Chroniques vertes, transitionnelles et informatiques.



Lu. Green Zone. De Rajiv Chandrasekaran.

Green Zone, récemment adapté en film de semi-fiction, est un livre documentaire réalisé par un journaliste qui a passé plusieurs années en Irak, pendant l'occupation américaine. Il y raconte la manière dont les occupants américains se sont installés et ont administré le pays, de manière documenté, à partir de son témoignage propre mais aussi des interviews et interventions de nombreux protagonistes (majoritairement américains mais pas uniquement, loin de là). Et, comment vous dire... on m'aurait proposé ça comme roman de fiction, j'aurais trouvé pas tellement réaliste, parce qu'être à ce point affairiste, incompétents et arrogants, quand même, à une telle échelle, il ne faut pas exagérer.
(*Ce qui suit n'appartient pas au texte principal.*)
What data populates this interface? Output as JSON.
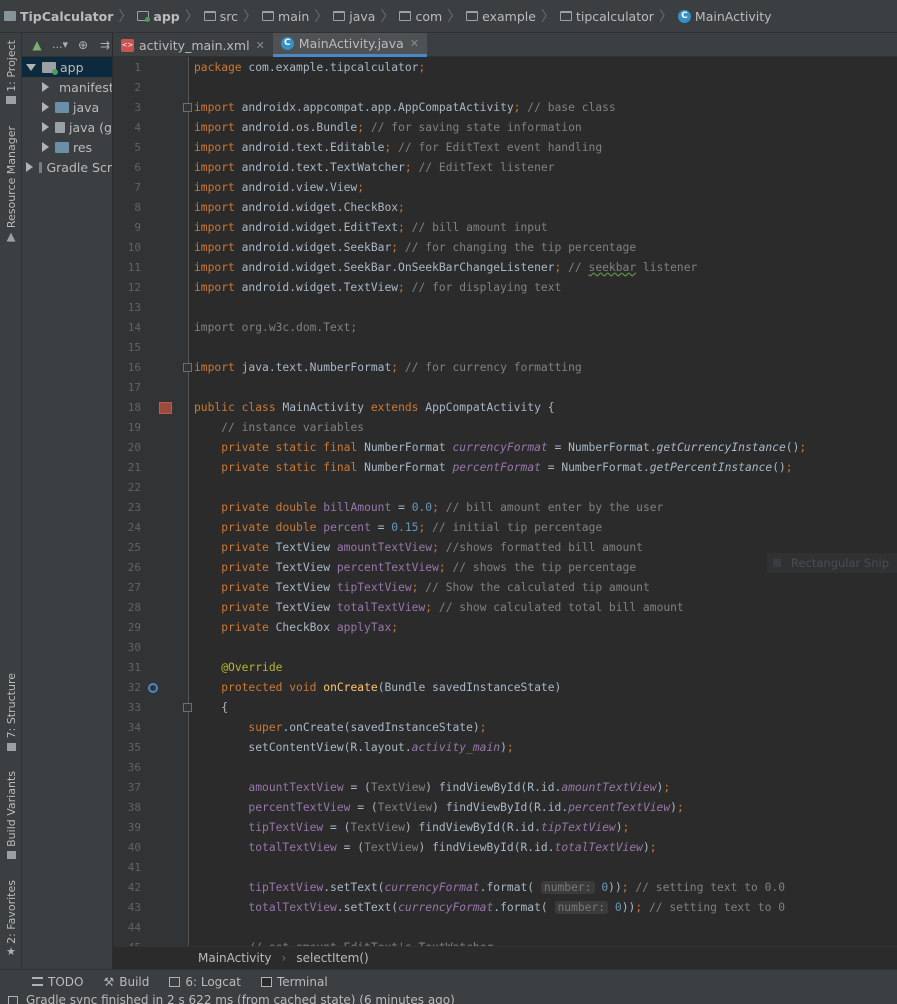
{
  "navbar": {
    "crumbs": [
      "TipCalculator",
      "app",
      "src",
      "main",
      "java",
      "com",
      "example",
      "tipcalculator",
      "MainActivity"
    ]
  },
  "left_strip": {
    "project_tab": "1: Project",
    "resource_tab": "Resource Manager",
    "structure_tab": "7: Structure",
    "build_variants_tab": "Build Variants",
    "favorites_tab": "2: Favorites"
  },
  "project_tree": {
    "toolbar_dropdown": "...",
    "items": [
      {
        "label": "app"
      },
      {
        "label": "manifests"
      },
      {
        "label": "java"
      },
      {
        "label": "java (g"
      },
      {
        "label": "res"
      },
      {
        "label": "Gradle Scr"
      }
    ]
  },
  "editor_tabs": [
    {
      "label": "activity_main.xml"
    },
    {
      "label": "MainActivity.java"
    }
  ],
  "code_lines": [
    "package com.example.tipcalculator;",
    "",
    "import androidx.appcompat.app.AppCompatActivity; // base class",
    "import android.os.Bundle; // for saving state information",
    "import android.text.Editable; // for EditText event handling",
    "import android.text.TextWatcher; // EditText listener",
    "import android.view.View;",
    "import android.widget.CheckBox;",
    "import android.widget.EditText; // bill amount input",
    "import android.widget.SeekBar; // for changing the tip percentage",
    "import android.widget.SeekBar.OnSeekBarChangeListener; // seekbar listener",
    "import android.widget.TextView; // for displaying text",
    "",
    "import org.w3c.dom.Text;",
    "",
    "import java.text.NumberFormat; // for currency formatting",
    "",
    "public class MainActivity extends AppCompatActivity {",
    "    // instance variables",
    "    private static final NumberFormat currencyFormat = NumberFormat.getCurrencyInstance();",
    "    private static final NumberFormat percentFormat = NumberFormat.getPercentInstance();",
    "",
    "    private double billAmount = 0.0; // bill amount enter by the user",
    "    private double percent = 0.15; // initial tip percentage",
    "    private TextView amountTextView; //shows formatted bill amount",
    "    private TextView percentTextView; // shows the tip percentage",
    "    private TextView tipTextView; // Show the calculated tip amount",
    "    private TextView totalTextView; // show calculated total bill amount",
    "    private CheckBox applyTax;",
    "",
    "    @Override",
    "    protected void onCreate(Bundle savedInstanceState)",
    "    {",
    "        super.onCreate(savedInstanceState);",
    "        setContentView(R.layout.activity_main);",
    "",
    "        amountTextView = (TextView) findViewById(R.id.amountTextView);",
    "        percentTextView = (TextView) findViewById(R.id.percentTextView);",
    "        tipTextView = (TextView) findViewById(R.id.tipTextView);",
    "        totalTextView = (TextView) findViewById(R.id.totalTextView);",
    "",
    "        tipTextView.setText(currencyFormat.format( number: 0)); // setting text to 0.0",
    "        totalTextView.setText(currencyFormat.format( number: 0)); // setting text to 0",
    "",
    "        // set amount EditText's TextWatcher"
  ],
  "snip_hint": "Rectangular Snip",
  "editor_breadcrumbs": [
    "MainActivity",
    "selectItem()"
  ],
  "bottom_bar": [
    {
      "label": "TODO",
      "icon": "list-icon"
    },
    {
      "label": "Build",
      "icon": "hammer-icon"
    },
    {
      "label": "6: Logcat",
      "icon": "logcat-icon"
    },
    {
      "label": "Terminal",
      "icon": "terminal-icon"
    }
  ],
  "status": "Gradle sync finished in 2 s 622 ms (from cached state) (6 minutes ago)",
  "colors": {
    "keyword": "#cc7832",
    "comment": "#808080",
    "number": "#6897bb",
    "field": "#9876aa",
    "method": "#ffc66d",
    "annotation": "#bbb529",
    "selection": "#0d293e",
    "accent": "#4a88c7"
  }
}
Sauf que si, ça s'est vraiment passé comme ça : l'administration américaine d'occupation a atteint des sommets difficilement imaginables, d'abord dans le choix de responsables et d'intervenants totalement incompétents mais fidèles républicains du bord droit, dans les oppositions internes entre le Département d'Etat et la Défense (et les diverses autres factions politiques du gouvernement), ensuite dans la méconnaissance absolue du pays et de la région (et l'absence complète de volonté de la découvrir et de s'y adapter), et enfin par la paranoïa et l'enfermement complet des forces américaines dans la fameuse Zone Verte (dont même les personnels civils n'ont rapidement plus pu sortir pour aller voir ce qu'il se passait sur le terrain et rencontrer les irakiens, ce qui, pour mettre en place un gouvernement et reconstruire un pays donne forcément des résultats merveilleux). Bref, la chronique d'un désastre dans des proportions difficilement croyables mais suivant pourtant une logique d'intérêts politiciens et d'aveuglement inébranlable. C'est écrit de manière très lisible et agréable, ça passe tout seul, si ce n'est que ça donne vraiment envie de vomir, ou de bastonner un certain nombre de responsables, selon votre humeur du moment.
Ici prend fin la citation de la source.